What’s the future of Printing on Demand? Who knows? I suspect that someone, somewhere soon will figure out a way to make digital printing more economical for longer runs and offset presses will quickly disappear like dinosaurs. That day isn’t here yet. For the time being I recommend digital printing for short runs and offset printing for larger.  Here’s a pretty simple guide: 500 or less = digital, 1,000 or more = offset, between 500 and 1,000, get a bid.

P.S. If you have self-published a book and want to learn how to totally master the power of Internet marketing check out The Author Platform.

Printing: Innovate or Die

Friday, April 24th, 2009

Regular readers may have noticed that it has been a few days since I made a post. Please accept my apologies. I do have an excuse. My solution to battling  printing economic woes is to develop additional income streams. I reason that if my livelihood isn’t dependent on just one source, should one be down, the other streams can still keep my boat afloat. The problem is that I’ve spent thirty-five years developing the print broker income stream and barely three months working on the others, and since my other income ideas still revolve around printing, there is no guarantee that there will be any better payoff–is there?

There are thousands of financial gurus out there who promise to teach one, for a fee, how to make big bucks during an economic downturn. They have the secret and it’s always easy, fast, and guaranteed. Blah, blah, blah. The way you learn how to get rich is to buy what they are selling. You give them money, and they get rich. You can’t fault them. They deliver what was promised. With your money they do demonstrate the number one wealth building principle–get someone else to give you their money.
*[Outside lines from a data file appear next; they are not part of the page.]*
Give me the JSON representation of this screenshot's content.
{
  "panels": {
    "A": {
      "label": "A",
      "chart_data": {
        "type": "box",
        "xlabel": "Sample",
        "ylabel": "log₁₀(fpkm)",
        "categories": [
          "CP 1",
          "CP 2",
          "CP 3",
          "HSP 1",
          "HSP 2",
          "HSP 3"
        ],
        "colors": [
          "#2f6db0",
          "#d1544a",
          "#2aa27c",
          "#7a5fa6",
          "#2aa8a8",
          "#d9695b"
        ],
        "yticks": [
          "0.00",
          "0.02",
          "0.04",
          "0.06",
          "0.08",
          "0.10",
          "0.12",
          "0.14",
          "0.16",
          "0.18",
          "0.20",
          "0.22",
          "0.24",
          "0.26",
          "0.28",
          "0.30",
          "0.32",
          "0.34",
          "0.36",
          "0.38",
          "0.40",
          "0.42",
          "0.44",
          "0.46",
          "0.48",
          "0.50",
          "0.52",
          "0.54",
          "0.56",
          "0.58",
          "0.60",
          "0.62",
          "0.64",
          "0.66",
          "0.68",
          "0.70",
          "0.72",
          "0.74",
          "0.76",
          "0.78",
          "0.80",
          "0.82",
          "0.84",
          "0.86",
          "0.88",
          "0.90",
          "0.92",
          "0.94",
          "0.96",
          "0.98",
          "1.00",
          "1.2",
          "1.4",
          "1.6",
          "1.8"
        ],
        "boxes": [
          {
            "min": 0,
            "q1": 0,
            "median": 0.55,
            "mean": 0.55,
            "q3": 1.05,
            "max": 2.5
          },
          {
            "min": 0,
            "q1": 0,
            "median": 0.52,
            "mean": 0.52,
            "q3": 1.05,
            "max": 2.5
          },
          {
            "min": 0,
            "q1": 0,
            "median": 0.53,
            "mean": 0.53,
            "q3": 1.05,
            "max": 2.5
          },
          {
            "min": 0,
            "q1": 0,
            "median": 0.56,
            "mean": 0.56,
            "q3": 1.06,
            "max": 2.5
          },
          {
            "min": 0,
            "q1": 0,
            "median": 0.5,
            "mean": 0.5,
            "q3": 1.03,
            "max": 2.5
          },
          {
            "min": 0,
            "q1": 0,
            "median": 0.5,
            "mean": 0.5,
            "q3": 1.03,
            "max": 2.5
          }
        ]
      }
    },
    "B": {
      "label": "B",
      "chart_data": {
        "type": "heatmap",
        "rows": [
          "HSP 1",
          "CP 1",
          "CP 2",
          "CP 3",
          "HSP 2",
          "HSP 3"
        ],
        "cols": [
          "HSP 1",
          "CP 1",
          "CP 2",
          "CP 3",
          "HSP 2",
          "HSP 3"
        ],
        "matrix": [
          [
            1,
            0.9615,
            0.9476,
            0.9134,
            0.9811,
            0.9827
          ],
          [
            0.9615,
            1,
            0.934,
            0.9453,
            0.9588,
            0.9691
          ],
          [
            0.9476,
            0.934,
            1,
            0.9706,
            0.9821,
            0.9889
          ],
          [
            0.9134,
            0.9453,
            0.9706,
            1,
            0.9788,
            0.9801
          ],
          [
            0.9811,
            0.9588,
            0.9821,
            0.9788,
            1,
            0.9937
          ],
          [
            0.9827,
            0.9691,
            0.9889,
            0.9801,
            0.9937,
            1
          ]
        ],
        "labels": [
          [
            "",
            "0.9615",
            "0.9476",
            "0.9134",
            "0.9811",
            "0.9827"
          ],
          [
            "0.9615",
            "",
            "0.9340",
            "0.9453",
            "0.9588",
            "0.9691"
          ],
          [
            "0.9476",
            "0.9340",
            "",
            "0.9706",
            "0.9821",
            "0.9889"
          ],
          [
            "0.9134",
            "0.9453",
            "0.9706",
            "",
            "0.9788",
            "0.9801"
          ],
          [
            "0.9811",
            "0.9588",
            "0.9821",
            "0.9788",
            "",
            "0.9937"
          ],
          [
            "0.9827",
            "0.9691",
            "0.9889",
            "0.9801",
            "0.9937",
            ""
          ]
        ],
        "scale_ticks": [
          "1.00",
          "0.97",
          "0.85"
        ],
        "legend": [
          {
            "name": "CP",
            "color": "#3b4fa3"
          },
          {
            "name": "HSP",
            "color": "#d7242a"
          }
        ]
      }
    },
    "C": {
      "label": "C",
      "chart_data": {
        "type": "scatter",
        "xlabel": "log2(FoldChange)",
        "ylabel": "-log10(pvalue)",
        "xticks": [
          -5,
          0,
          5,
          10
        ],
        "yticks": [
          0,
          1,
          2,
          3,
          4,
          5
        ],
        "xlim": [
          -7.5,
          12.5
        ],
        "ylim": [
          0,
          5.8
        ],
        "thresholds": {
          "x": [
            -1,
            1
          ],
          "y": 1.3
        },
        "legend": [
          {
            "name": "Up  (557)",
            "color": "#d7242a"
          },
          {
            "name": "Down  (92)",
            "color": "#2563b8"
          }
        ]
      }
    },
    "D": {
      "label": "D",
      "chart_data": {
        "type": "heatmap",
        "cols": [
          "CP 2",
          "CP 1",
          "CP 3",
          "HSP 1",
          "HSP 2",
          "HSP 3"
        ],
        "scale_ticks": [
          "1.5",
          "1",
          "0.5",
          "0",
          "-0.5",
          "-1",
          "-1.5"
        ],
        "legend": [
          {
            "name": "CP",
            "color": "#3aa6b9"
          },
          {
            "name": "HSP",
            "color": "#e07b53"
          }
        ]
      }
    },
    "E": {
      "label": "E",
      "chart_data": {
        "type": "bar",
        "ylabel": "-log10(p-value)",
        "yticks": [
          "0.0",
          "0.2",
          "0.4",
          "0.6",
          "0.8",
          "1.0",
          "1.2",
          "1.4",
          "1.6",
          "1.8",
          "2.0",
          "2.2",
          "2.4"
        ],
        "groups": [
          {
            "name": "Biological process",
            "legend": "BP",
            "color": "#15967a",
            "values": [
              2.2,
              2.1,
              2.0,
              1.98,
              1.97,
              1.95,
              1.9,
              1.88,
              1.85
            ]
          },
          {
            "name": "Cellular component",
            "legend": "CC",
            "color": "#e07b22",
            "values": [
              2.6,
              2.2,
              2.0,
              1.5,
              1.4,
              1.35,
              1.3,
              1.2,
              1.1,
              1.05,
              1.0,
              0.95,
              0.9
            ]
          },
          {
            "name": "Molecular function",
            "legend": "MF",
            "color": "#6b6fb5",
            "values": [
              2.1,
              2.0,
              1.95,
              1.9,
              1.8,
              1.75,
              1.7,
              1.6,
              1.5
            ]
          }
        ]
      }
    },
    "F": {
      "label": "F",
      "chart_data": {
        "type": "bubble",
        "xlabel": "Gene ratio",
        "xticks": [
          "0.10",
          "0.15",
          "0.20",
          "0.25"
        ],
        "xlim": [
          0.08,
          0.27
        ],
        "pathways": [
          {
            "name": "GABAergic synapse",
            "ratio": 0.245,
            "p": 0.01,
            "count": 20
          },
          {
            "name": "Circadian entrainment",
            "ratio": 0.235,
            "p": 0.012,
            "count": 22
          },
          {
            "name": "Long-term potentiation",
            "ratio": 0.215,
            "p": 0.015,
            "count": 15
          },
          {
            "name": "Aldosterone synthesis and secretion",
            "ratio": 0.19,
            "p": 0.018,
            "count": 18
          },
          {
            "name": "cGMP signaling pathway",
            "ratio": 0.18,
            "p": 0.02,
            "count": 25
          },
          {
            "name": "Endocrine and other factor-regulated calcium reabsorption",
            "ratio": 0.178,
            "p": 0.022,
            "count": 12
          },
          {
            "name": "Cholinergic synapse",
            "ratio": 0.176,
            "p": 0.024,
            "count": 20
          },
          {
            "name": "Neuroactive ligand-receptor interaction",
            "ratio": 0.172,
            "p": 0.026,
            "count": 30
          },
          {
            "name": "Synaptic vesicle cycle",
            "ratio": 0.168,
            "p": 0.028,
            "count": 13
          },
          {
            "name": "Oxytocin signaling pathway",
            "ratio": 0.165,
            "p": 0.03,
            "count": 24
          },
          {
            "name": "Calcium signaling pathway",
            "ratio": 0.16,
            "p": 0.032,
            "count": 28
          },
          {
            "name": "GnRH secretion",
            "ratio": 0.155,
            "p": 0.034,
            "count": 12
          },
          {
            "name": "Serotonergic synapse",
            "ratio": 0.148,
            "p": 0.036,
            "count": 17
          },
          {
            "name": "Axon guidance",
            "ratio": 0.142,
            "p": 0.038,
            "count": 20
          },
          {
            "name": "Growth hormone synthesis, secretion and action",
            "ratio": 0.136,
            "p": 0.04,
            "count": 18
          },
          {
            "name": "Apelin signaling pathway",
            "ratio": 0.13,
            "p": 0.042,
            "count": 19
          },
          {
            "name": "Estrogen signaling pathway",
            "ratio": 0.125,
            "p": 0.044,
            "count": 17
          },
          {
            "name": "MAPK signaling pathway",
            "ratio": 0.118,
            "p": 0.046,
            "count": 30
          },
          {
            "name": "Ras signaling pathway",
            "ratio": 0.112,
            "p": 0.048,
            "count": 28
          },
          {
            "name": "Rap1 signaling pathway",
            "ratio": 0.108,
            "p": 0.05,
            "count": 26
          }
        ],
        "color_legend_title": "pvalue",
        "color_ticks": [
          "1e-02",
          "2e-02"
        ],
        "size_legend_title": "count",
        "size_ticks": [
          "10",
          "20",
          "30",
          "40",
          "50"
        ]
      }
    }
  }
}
Heck, even in my own advertisement next to this blog I promise to reveal a secret that will teach printing buyers how to save money. It isn’t really a secret at all, but it does work. All of the marketing experts I’ve read say that you have to have some sort of hook to draw people in. Can I really teach methods to cut printing expenses? Yes, I believe that I can. So please forgive me if I use a little teaser to call attention to my message. All I’m attempting to do is utilize my long career in printing to help other people. If I can teach them a few techniques to help make smarter purchasing decisions, then I’ve provided a needed service. How do I know that it is needed? I meet people all of the time who have the responsibility of handling printing for their companies and they don’t even know the difference between digital and offset printing. If you don’t even know the basics you are in over your head. How many art and marketing students graduate with an understanding of printing? Not many, I can tell you. If the schools don’t teach it, how are they to learn?

So am I trying to present myself as a printing guru that will swoop in and give you a magic elixir that will fix all of your printing woes? Oh G_d, I hope not. I’m not flashy (just ask anyone who knows me), I don’t swoop, and I don’t promise anything I can’t deliver.

I hope you readers aren’t too bored by this point. I’m going somewhere with this train of thought and it isn’t just self-promotion, although it may sound like it. President Bill Clinton was quoted as saying, “Ah feel your pain.” In his position he wasn’t sharing the pain. He was above it. I have to confess that I am sharing your pain. My business is off too. My wife and I are in a position we haven’t been in for thirty years. We are struggling to make ends meet. We share your pain.

What are we doing about it? We are trying to implement some, and I hate to trivialize it with a cliche`, out-of-the-box thinking. We are attempting to establish multiple income streams and redefining our service. Would we have done this if we weren’t faced with the current difficulties? Nope. Adversity is the mother of invention, not to take anything away from Plato who said, “Necessity is the mother of invention.” And when the dust settles, what will the printing industry look like? Truly, I don’t know. I can make some guesses which may or may not be right, but I am optimistic about the future. Upheavals present challenges, challenges lead to new thinking, and new thinking leads to improvement. The printers who survive will be leaner, more efficient, and I hope, more prosperous. It’s not that that we have a choice. Innovate or die. That’s the only choice.